Model processes for hydrogen plasma and direct reduction of iron ore

Decarbonisation of the steel production to a hydrogen-based metallurgy is one of the key steps towards a sustainable economy. While still at the beginning of this transformation process, with multiple possible processing routes on different technological readiness, we conduct research into the related fundamental scientific questions at the MPIE. 
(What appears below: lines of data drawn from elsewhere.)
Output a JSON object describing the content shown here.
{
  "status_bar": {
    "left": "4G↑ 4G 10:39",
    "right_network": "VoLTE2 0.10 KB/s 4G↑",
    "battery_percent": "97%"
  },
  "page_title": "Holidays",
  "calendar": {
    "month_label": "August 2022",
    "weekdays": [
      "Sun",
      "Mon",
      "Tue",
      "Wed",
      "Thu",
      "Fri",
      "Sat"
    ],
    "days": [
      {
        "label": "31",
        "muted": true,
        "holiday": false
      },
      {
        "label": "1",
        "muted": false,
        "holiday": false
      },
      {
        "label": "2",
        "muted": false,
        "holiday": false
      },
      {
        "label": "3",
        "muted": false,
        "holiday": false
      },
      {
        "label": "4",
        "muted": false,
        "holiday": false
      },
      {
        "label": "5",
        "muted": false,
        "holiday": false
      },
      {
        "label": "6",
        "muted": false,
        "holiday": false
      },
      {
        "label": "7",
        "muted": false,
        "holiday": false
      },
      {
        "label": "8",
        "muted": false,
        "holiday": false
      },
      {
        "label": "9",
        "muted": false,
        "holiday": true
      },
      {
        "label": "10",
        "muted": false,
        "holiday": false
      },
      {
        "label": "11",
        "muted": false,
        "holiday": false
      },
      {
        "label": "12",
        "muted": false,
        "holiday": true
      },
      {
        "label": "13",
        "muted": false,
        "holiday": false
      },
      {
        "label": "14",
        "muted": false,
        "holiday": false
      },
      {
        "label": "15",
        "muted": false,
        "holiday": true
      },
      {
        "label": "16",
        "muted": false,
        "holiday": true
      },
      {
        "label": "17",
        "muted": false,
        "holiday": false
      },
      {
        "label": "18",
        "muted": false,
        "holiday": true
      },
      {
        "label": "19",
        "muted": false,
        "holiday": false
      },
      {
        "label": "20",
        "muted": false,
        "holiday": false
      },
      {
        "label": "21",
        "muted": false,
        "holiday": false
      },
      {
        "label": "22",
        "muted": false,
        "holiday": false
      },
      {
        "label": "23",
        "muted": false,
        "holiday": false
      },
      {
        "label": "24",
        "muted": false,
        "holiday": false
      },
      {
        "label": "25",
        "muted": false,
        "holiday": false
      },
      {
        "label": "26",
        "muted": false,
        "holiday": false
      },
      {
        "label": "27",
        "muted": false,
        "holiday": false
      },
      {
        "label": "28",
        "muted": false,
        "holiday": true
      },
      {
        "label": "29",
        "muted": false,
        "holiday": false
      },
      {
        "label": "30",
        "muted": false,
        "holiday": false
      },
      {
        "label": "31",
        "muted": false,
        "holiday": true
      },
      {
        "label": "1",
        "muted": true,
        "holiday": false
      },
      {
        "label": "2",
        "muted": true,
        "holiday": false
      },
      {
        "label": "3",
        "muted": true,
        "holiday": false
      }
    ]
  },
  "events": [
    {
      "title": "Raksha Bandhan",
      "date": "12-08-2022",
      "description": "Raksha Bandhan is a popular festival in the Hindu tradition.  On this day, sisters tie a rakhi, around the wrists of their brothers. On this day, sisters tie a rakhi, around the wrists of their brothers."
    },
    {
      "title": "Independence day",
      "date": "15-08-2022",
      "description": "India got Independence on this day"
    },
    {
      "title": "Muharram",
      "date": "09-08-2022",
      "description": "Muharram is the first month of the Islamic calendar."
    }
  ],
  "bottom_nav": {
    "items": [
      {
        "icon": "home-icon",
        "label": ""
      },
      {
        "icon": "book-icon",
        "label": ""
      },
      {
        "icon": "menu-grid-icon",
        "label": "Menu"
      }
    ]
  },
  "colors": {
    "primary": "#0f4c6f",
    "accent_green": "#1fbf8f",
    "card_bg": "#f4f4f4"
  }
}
At the core of these efforts is the development of suitable experimental methodologies to elucidate the underlying physical, chemical, and microstructural phenomena governing the reduction kinetics and boundary conditions. Currently, two processes for the sustainable reduction of iron ore – as the most critical step in a carbon-neutral steel production – are being developed and deployed.

Hydrogen-based direct reduction (HyDR) is a major contender for the future of green ironmaking without a direct release of CO₂ emissions. It relies on a multistep solid-gas reaction, where iron ore in pellet or powder form is subjected to elevated temperatures under a reducing gas atmosphere. The fundamental understanding of such a complex reaction process is necessary from the thermodynamics and kinetics perspectives. The in-house designed thermo-gravimetric analysis (TGA) setup coupled with mass spectrometry at the MPIE ([1]) allows us to precisely measure the reduction kinetics of iron oxides under well-defined gaseous atmospheres (containing e.g. H₂, NH₃, or CO). The infrared furnace enables extremely fast and well-defined ramping up to 10 K/s and a high operational temperature up to 1000 °C. During the HyDR experiments, the in situ weight change of the iron oxides can be continuously tracked by a sensitive thermo-balance with an accuracy of 0.1 μg to quantify the reduction degree (i.e. loss of oxygen) [2]. Furthermore, the gas composition near the sample surface can be analysed using a fused capillary attached to the quadrupole mass spectrometer. Such an additional technique provides valuable information on the alternation of the gas species during HyDR, indicating the reaction paths and kinetics. With the expansion of the research activities in hydrogen-based metallurgical science and technology at the MPIE, new equipment, such as a TGA setup with the capability of mixing different gases and a fluidised-bed setup is under construction. This development will allow for in-depth investigations and further optimisation of complex industrial processes.

However, the fragmented sponge iron coming out of the HyDR process needs to be molten in order to be processed into various steel alloys. This is typically performed in an electric arc furnace (EAF), resulting in a major energy penalty. That motivates the hydro plasma smelting reduction (HPSR) process. Here the iron ore is molten and simultaneously reduced in an EAF with a hydrogen plasma arc, offering thermodynamic and kinetic advantages, but on a yet lower technological readiness level [3]. We study the fundamental aspects of the HPSR process, for example regarding ore composition and plasma parameters, by use of a modified, lab-scale, arc-melting furnace (Fig. 1). While being smaller and less complex than an industrial EAF, it allows us to systematically study the phenomena in the most relevant zone, i.e. where the hydrogen containing plasma interacts with the molten and partially ionised iron oxides. Currently ongoing is the implementation of improved diagnostic devices such as mass spectroscopy of the reactor atmosphere and spectral analysis of the plasma constituents, together with academic and industrial partners, within the group of “Sustainable Material Science and Technology”.